Lorcan le strinse il fianco e si avviarono.

Sofia non riusciva a deglutire, a stento respirava. Erano in una fase delicata della fuga, un minimo errore o una piccola sfortunata coincidenza avrebbero potuto metter fine ai loro piani.

Entrarono in una stalla. Non aveva il caratteristico odore, ma era piena di fieno e i due chierici che li accompagnavano cominciarono a spostarne per liberare l'accesso a una porta. Era chiusa a chiave, l'aprirono e varcarono la soglia.

L'aria era immota, calda e umida. Si udivano solo i loro passi rimbalzare prima contro le pareti strette del cunicolo che conduceva verso il basso, poi contro la volta più ampia dell'ambiente nel quale si trovarono.

«Ma questa è...» Lorcan si era fermato.

«È la galleria che vi condurrà in salvo, almeno così maestro Riordan spera.» La donna si era avvicinata a Sofia, ancora aggrappata a Lorcan. «Da qui innanzi dovremo essere più veloci.»

Annuì e sfilò il braccio dalle spalle dell'amico. «Posso farcela, ma gli altri?»

«Arriveranno.» L'uomo si era fermato pochi passi più avanti. «Li aspetteremo all'uscita del passaggio.»

Cominciarono a camminare, il silenzio rotto solo dai loro passi. Aveva perso il senso dell'orientamento, non sapeva neanche in che quartiere della città si trovasse.

«Lorcan, devo parlarti.» Sofia lo costrinse a fermarsi prendendogli il braccio e gli si avvicinò all'orecchio. «Devo sapere esattamente dove siamo.»

I passi dei compagni continuarono a rimbalzare contro le pietre.

«La barriera. Non posso attraversarla.» Aveva stretto i denti. Non sapeva i due salvatori quanto conoscessero a fondo la loro situazione.

Lorcan corrugò la fronte e poi spalancò gli occhi. Nello stesso istante i passi si fermarono.

«Perché mai vi siete fermati?»

Quella cadenza riusciva a muovere qualcosa dentro di lei. Quei ricci neri, tanto corti ma tanto simili ai suoi. La pelle, appena ambrata da sembrare semplicemente colorata dal sole. Mamma.

Strinse occhi e pugni.

Clivia si era avvicinata di più.

Sofia provò a estendere la propria coscienza, ma non trovò ostacoli. La barriera non era lì.

«In che zona della città ci troviamo?» chiese Lorcan avanzando verso i due accompagnatori e permettendo a Clivia di prendere il suo posto.

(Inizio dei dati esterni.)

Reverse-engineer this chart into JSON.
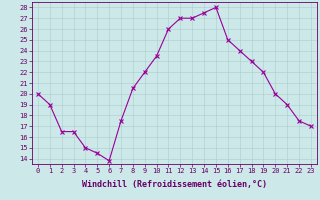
{
  "x": [
    0,
    1,
    2,
    3,
    4,
    5,
    6,
    7,
    8,
    9,
    10,
    11,
    12,
    13,
    14,
    15,
    16,
    17,
    18,
    19,
    20,
    21,
    22,
    23
  ],
  "y": [
    20,
    19,
    16.5,
    16.5,
    15,
    14.5,
    13.8,
    17.5,
    20.5,
    22,
    23.5,
    26,
    27,
    27,
    27.5,
    28,
    25,
    24,
    23,
    22,
    20,
    19,
    17.5,
    17
  ],
  "line_color": "#990099",
  "marker": "x",
  "marker_size": 3,
  "marker_linewidth": 0.8,
  "line_width": 0.8,
  "bg_color": "#cce8e8",
  "grid_color": "#aacccc",
  "xlabel": "Windchill (Refroidissement éolien,°C)",
  "xlabel_color": "#660066",
  "xlim": [
    -0.5,
    23.5
  ],
  "ylim": [
    13.5,
    28.5
  ],
  "ytick_labels": [
    "14",
    "15",
    "16",
    "17",
    "18",
    "19",
    "20",
    "21",
    "22",
    "23",
    "24",
    "25",
    "26",
    "27",
    "28"
  ],
  "ytick_vals": [
    14,
    15,
    16,
    17,
    18,
    19,
    20,
    21,
    22,
    23,
    24,
    25,
    26,
    27,
    28
  ],
  "xtick_vals": [
    0,
    1,
    2,
    3,
    4,
    5,
    6,
    7,
    8,
    9,
    10,
    11,
    12,
    13,
    14,
    15,
    16,
    17,
    18,
    19,
    20,
    21,
    22,
    23
  ],
  "xtick_labels": [
    "0",
    "1",
    "2",
    "3",
    "4",
    "5",
    "6",
    "7",
    "8",
    "9",
    "10",
    "11",
    "12",
    "13",
    "14",
    "15",
    "16",
    "17",
    "18",
    "19",
    "20",
    "21",
    "22",
    "23"
  ],
  "tick_fontsize": 5,
  "xlabel_fontsize": 6,
  "tick_color": "#660066",
  "spine_color": "#660066",
  "axis_bg_color": "#cce8e8"
}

«Problemi con la barriera?» Fu un sussurro di cui comprese le parole solo perché sapeva cosa l'amica avrebbe chiesto.

Annuì.

«Siamo vicini alle mura esterne. Dobbiamo camminare ancora un po' prima di uscire.»

Lei invece aveva una voce gentile e la stessa intonazione di Astoria.

Dovrò fare attenzione.

«Quanto è complicato creare un varco?»

Clivia riusciva a usare un tono di voce molto basso, cosa che lei non era sicura di riuscire a fare. Per fortuna Lorcan parlava a voce più alta.

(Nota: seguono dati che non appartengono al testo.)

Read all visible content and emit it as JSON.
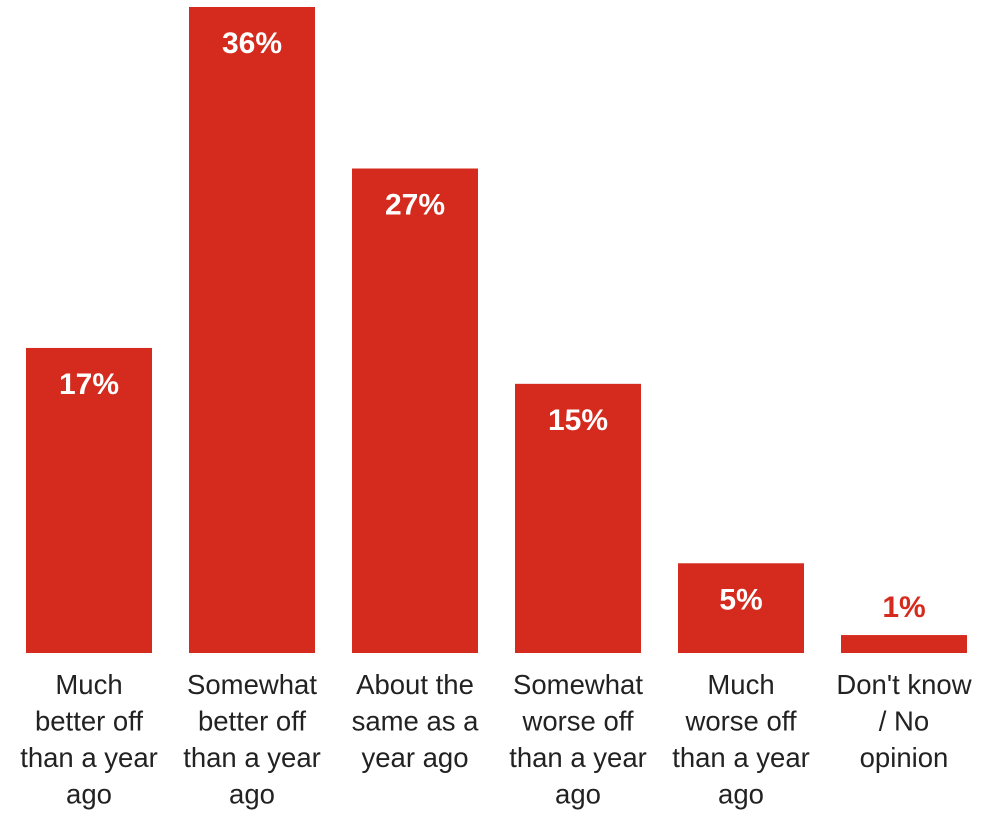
{
  "chart_data": {
    "type": "bar",
    "categories": [
      [
        "Much",
        "better off",
        "than a year",
        "ago"
      ],
      [
        "Somewhat",
        "better off",
        "than a year",
        "ago"
      ],
      [
        "About the",
        "same as a",
        "year ago"
      ],
      [
        "Somewhat",
        "worse off",
        "than a year",
        "ago"
      ],
      [
        "Much",
        "worse off",
        "than a year",
        "ago"
      ],
      [
        "Don't know",
        "/ No",
        "opinion"
      ]
    ],
    "values": [
      17,
      36,
      27,
      15,
      5,
      1
    ],
    "value_labels": [
      "17%",
      "36%",
      "27%",
      "15%",
      "5%",
      "1%"
    ],
    "ylim": [
      0,
      36
    ],
    "grid": false,
    "legend": "none",
    "bar_color": "#d52b1e",
    "label_inside_color": "#ffffff",
    "label_outside_color": "#d52b1e"
  }
}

«Ricordo molto bene quando padre Riordan mi ordinò Priore.»

Erano pochi passi più avanti e affiancati. I due chierici camminavano a braccetto, come se stessero passeggiando, e Lorcan al loro fianco.

«No, ma non riuscirò a camminare, parlare o fare altro. Non mi sento neanche troppo in forze. Dovrò sedermi.»

«Tu dimmi quando devi fermarti, al resto penso io.»